O movimento esboçado nos Estados Unidos se agravou entre as décadas de 1830 e de 1860, das quais tratam os capítulos finais do livro. Neles, Gross e de la Fuente esboçam uma guinada metodológica, organizando-os a partir de eixos temáticos, em vez de compararem pormenorizadamente as ações de liberdade em cada um dos espaços. Nas páginas que seguem, os autores descrevem o recrudescimento das forças e discursos escravistas nos Estados Unidos, como reação ao avanço do abolicionismo e de revoltas como a de Nat Turner. A elite cubana enfrentou seus próprios inimigos, pressionada pela campanha da Inglaterra contra o tráfico de africanos e ameaçada frontalmente por um ciclo de resistência dos escravizados, que se estendeu da revolta de Aponte, em 1812, à de la Escalera, em 1844. As três elites compartilharam do temor de que se formassem alianças entre negros livres e escravizados, como ensaiado mais propriamente em Cuba. Por meio de leis restritivas à alforria, além de políticas de remoção das populações negras livres, para fora dos estados ou do país, as elites da Virgínia e da Louisiana deram passos largos no sentido da construção de um regime racial pleno, em que a negritude fosse sinônimo não apenas de degradação, mas do cativeiro. De acordo com os autores, houve esforços similares em Cuba, assim como ataques às comunidades negras livres, mas estes não foram sistêmicos ou capazes de cindir as mesmas linhas raciais dos Estados Unidos.

Na década de 1850, Cuba, Virgínia e Louisiana eram sociedades escravistas maduras, nas quais os negros eram tidos como social e legalmente inferiores. No entanto, o processo de destituição de direitos foi muito além nos Estados Unidos, dando forma a um regime racial particular, que destoava daqueles desenvolvidos na América Latina. Retomando o debate com Tannenbaum na conclusão do livro, Gross e de la Fuente, arrolaram as variáveis que incidiram sobre a diferenciação dos regimes nos três territórios.
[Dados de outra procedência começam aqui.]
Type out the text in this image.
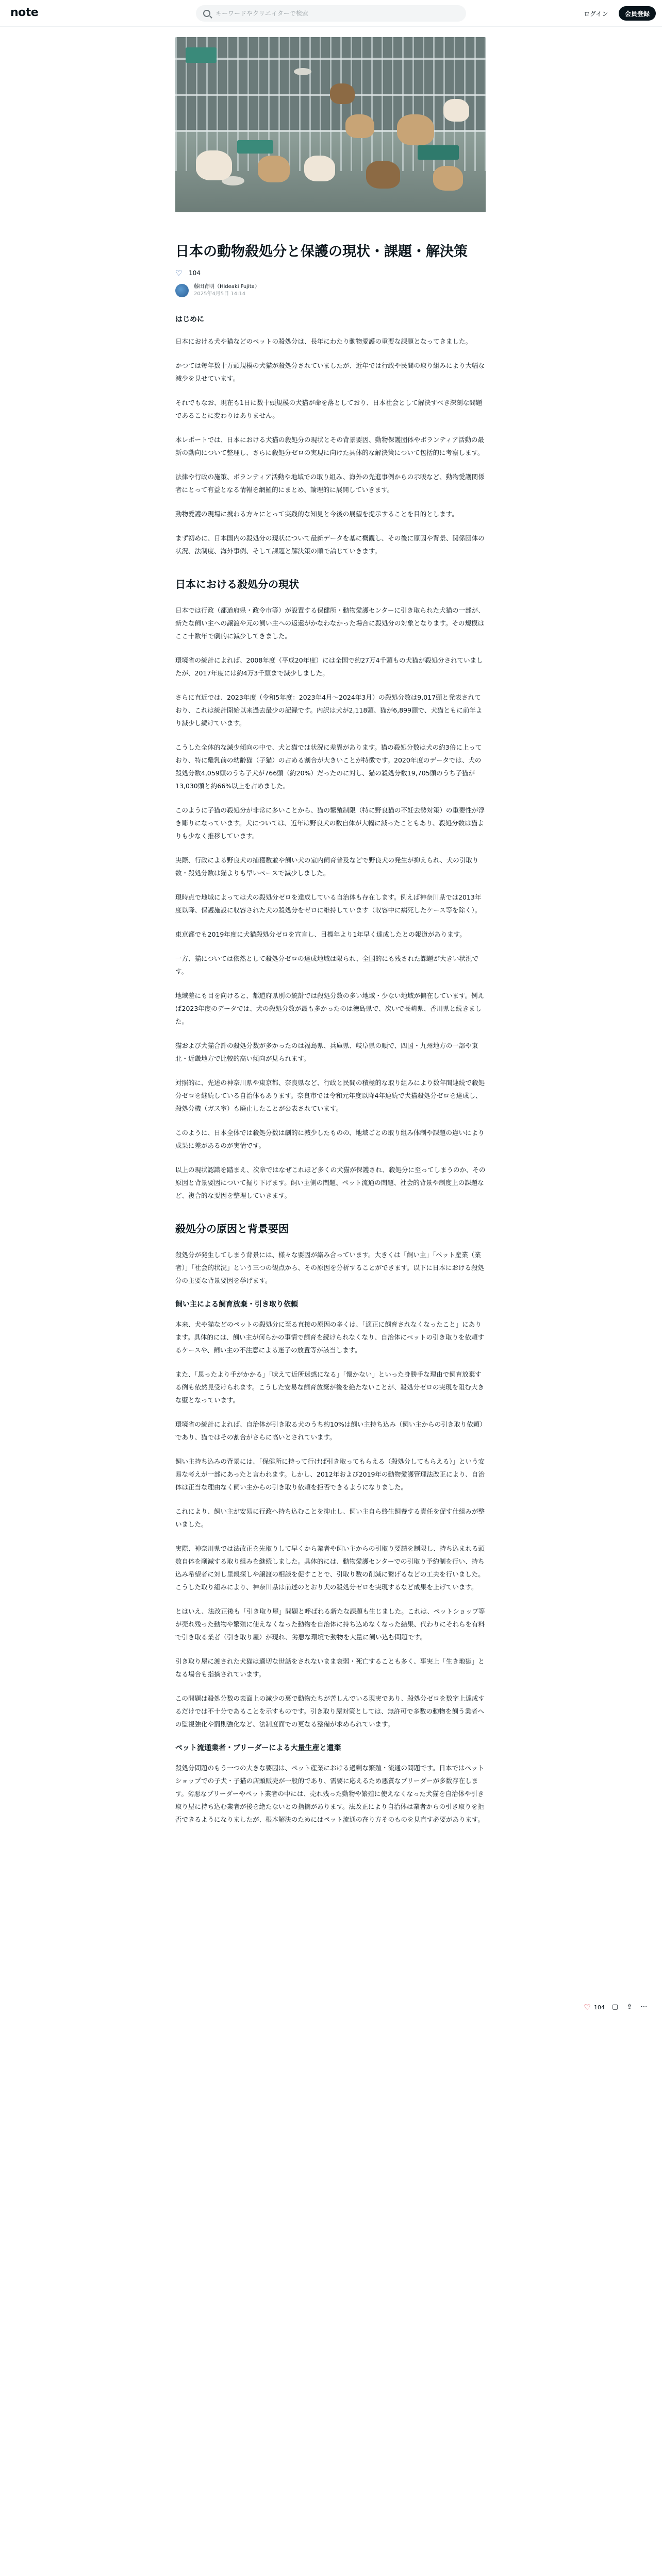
note
キーワードやクリエイターで検索	ログイン	会員登録
日本の動物殺処分と保護の現状・課題・解決策
♡ 104
藤田育明（Hideaki Fujita）
2025年4月5日 14:14
はじめに

日本における犬や猫などのペットの殺処分は、長年にわたり動物愛護の重要な課題となってきました。

かつては毎年数十万頭規模の犬猫が殺処分されていましたが、近年では行政や民間の取り組みにより大幅な減少を見せています。

それでもなお、現在も1日に数十頭規模の犬猫が命を落としており、日本社会として解決すべき深刻な問題であることに変わりはありません。

本レポートでは、日本における犬猫の殺処分の現状とその背景要因、動物保護団体やボランティア活動の最新の動向について整理し、さらに殺処分ゼロの実現に向けた具体的な解決策について包括的に考察します。

法律や行政の施策、ボランティア活動や地域での取り組み、海外の先進事例からの示唆など、動物愛護関係者にとって有益となる情報を網羅的にまとめ、論理的に展開していきます。

動物愛護の現場に携わる方々にとって実践的な知見と今後の展望を提示することを目的とします。

まず初めに、日本国内の殺処分の現状について最新データを基に概観し、その後に原因や背景、関係団体の状況、法制度、海外事例、そして課題と解決策の順で論じていきます。

日本における殺処分の現状

日本では行政（都道府県・政令市等）が設置する保健所・動物愛護センターに引き取られた犬猫の一部が、新たな飼い主への譲渡や元の飼い主への返還がかなわなかった場合に殺処分の対象となります。その規模はここ十数年で劇的に減少してきました。

環境省の統計によれば、2008年度（平成20年度）には全国で約27万4千頭もの犬猫が殺処分されていましたが、2017年度には約4万3千頭まで減少しました。

さらに直近では、2023年度（令和5年度：2023年4月〜2024年3月）の殺処分数は9,017頭と発表されており、これは統計開始以来過去最少の記録です。内訳は犬が2,118頭、猫が6,899頭で、犬猫ともに前年より減少し続けています。

こうした全体的な減少傾向の中で、犬と猫では状況に差異があります。猫の殺処分数は犬の約3倍に上っており、特に離乳前の幼齢猫（子猫）の占める割合が大きいことが特徴です。2020年度のデータでは、犬の殺処分数4,059頭のうち子犬が766頭（約20%）だったのに対し、猫の殺処分数19,705頭のうち子猫が13,030頭と約66%以上を占めました。

このように子猫の殺処分が非常に多いことから、猫の繁殖制限（特に野良猫の不妊去勢対策）の重要性が浮き彫りになっています。犬については、近年は野良犬の数自体が大幅に減ったこともあり、殺処分数は猫よりも少なく推移しています。

実際、行政による野良犬の捕獲数並や飼い犬の室内飼育普及などで野良犬の発生が抑えられ、犬の引取り数・殺処分数は猫よりも早いペースで減少しました。

現時点で地域によっては犬の殺処分ゼロを達成している自治体も存在します。例えば神奈川県では2013年度以降、保護施設に収容された犬の殺処分をゼロに維持しています（収容中に病死したケース等を除く）。

東京都でも2019年度に犬猫殺処分ゼロを宣言し、目標年より1年早く達成したとの報道があります。

一方、猫については依然として殺処分ゼロの達成地域は限られ、全国的にも残された課題が大きい状況です。

地域差にも目を向けると、都道府県別の統計では殺処分数の多い地域・少ない地域が偏在しています。例えば2023年度のデータでは、犬の殺処分数が最も多かったのは徳島県で、次いで長崎県、香川県と続きました。

猫および犬猫合計の殺処分数が多かったのは福島県、兵庫県、岐阜県の順で、四国・九州地方の一部や東北・近畿地方で比較的高い傾向が見られます。

対照的に、先述の神奈川県や東京都、奈良県など、行政と民間の積極的な取り組みにより数年間連続で殺処分ゼロを継続している自治体もあります。奈良市では令和元年度以降4年連続で犬猫殺処分ゼロを達成し、殺処分機（ガス室）も廃止したことが公表されています。

このように、日本全体では殺処分数は劇的に減少したものの、地域ごとの取り組み体制や課題の違いにより成果に差があるのが実情です。

以上の現状認識を踏まえ、次章ではなぜこれほど多くの犬猫が保護され、殺処分に至ってしまうのか、その原因と背景要因について掘り下げます。飼い主側の問題、ペット流通の問題、社会的背景や制度上の課題など、複合的な要因を整理していきます。

殺処分の原因と背景要因

殺処分が発生してしまう背景には、様々な要因が絡み合っています。大きくは「飼い主」「ペット産業（業者）」「社会的状況」という三つの観点から、その原因を分析することができます。以下に日本における殺処分の主要な背景要因を挙げます。

飼い主による飼育放棄・引き取り依頼

本来、犬や猫などのペットの殺処分に至る直接の原因の多くは、「適正に飼育されなくなったこと」にあります。具体的には、飼い主が何らかの事情で飼育を続けられなくなり、自治体にペットの引き取りを依頼するケースや、飼い主の不注意による迷子の放置等が該当します。

また、「思ったより手がかかる」「吠えて近所迷惑になる」「懐かない」といった身勝手な理由で飼育放棄する例も依然見受けられます。こうした安易な飼育放棄が後を絶たないことが、殺処分ゼロの実現を阻む大きな壁となっています。

環境省の統計によれば、自治体が引き取る犬のうち約10%は飼い主持ち込み（飼い主からの引き取り依頼）であり、猫ではその割合がさらに高いとされています。

飼い主持ち込みの背景には、「保健所に持って行けば引き取ってもらえる（殺処分してもらえる）」という安易な考えが一部にあったと言われます。しかし、2012年および2019年の動物愛護管理法改正により、自治体は正当な理由なく飼い主からの引き取り依頼を拒否できるようになりました。

これにより、飼い主が安易に行政へ持ち込むことを抑止し、飼い主自ら終生飼養する責任を促す仕組みが整いました。

実際、神奈川県では法改正を先取りして早くから業者や飼い主からの引取り要請を制限し、持ち込まれる頭数自体を削減する取り組みを継続しました。具体的には、動物愛護センターでの引取り予約制を行い、持ち込み希望者に対し里親探しや譲渡の相談を促すことで、引取り数の削減に繋げるなどの工夫を行いました。こうした取り組みにより、神奈川県は前述のとおり犬の殺処分ゼロを実現するなど成果を上げています。

とはいえ、法改正後も「引き取り屋」問題と呼ばれる新たな課題も生じました。これは、ペットショップ等が売れ残った動物や繁殖に使えなくなった動物を自治体に持ち込めなくなった結果、代わりにそれらを有料で引き取る業者（引き取り屋）が現れ、劣悪な環境で動物を大量に飼い込む問題です。

引き取り屋に渡された犬猫は適切な世話をされないまま衰弱・死亡することも多く、事実上「生き地獄」となる場合も指摘されています。

この問題は殺処分数の表面上の減少の裏で動物たちが苦しんでいる現実であり、殺処分ゼロを数字上達成するだけでは不十分であることを示すものです。引き取り屋対策としては、無許可で多数の動物を飼う業者への監視強化や罰則強化など、法制度面での更なる整備が求められています。

ペット流通業者・ブリーダーによる大量生産と遺棄

殺処分問題のもう一つの大きな要因は、ペット産業における過剰な繁殖・流通の問題です。日本ではペットショップでの子犬・子猫の店頭販売が一般的であり、需要に応えるため悪質なブリーダーが多数存在します。劣悪なブリーダーやペット業者の中には、売れ残った動物や繁殖に使えなくなった犬猫を自治体や引き取り屋に持ち込む業者が後を絶たないとの指摘があります。法改正により自治体は業者からの引き取りを拒否できるようになりましたが、根本解決のためにはペット流通の在り方そのものを見直す必要があります。

♡ 104 ▢ ⇪ ⋯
As tradições legais teriam tido o seu peso, embora não nos termos propostos em Slave and Citizen. Os ibéricos teriam sido pioneiros na criação de legislações raciais, mas o reconhecimento jurídico da alforria cindiu a brecha por onde mulheres e homens escravizados encontraram seus tortuosos caminhos para a liberdade. A agência dessas pessoas e a mobilização do direito “de baixo para cima”, portanto, teria cumprido um papel central, tão ou mais importante que o precedente normativo. Consequentemente, os negros livres de Cuba fizeram da tradição um direito e de suas comunidades uma realidade incontornável para a elite da ilha.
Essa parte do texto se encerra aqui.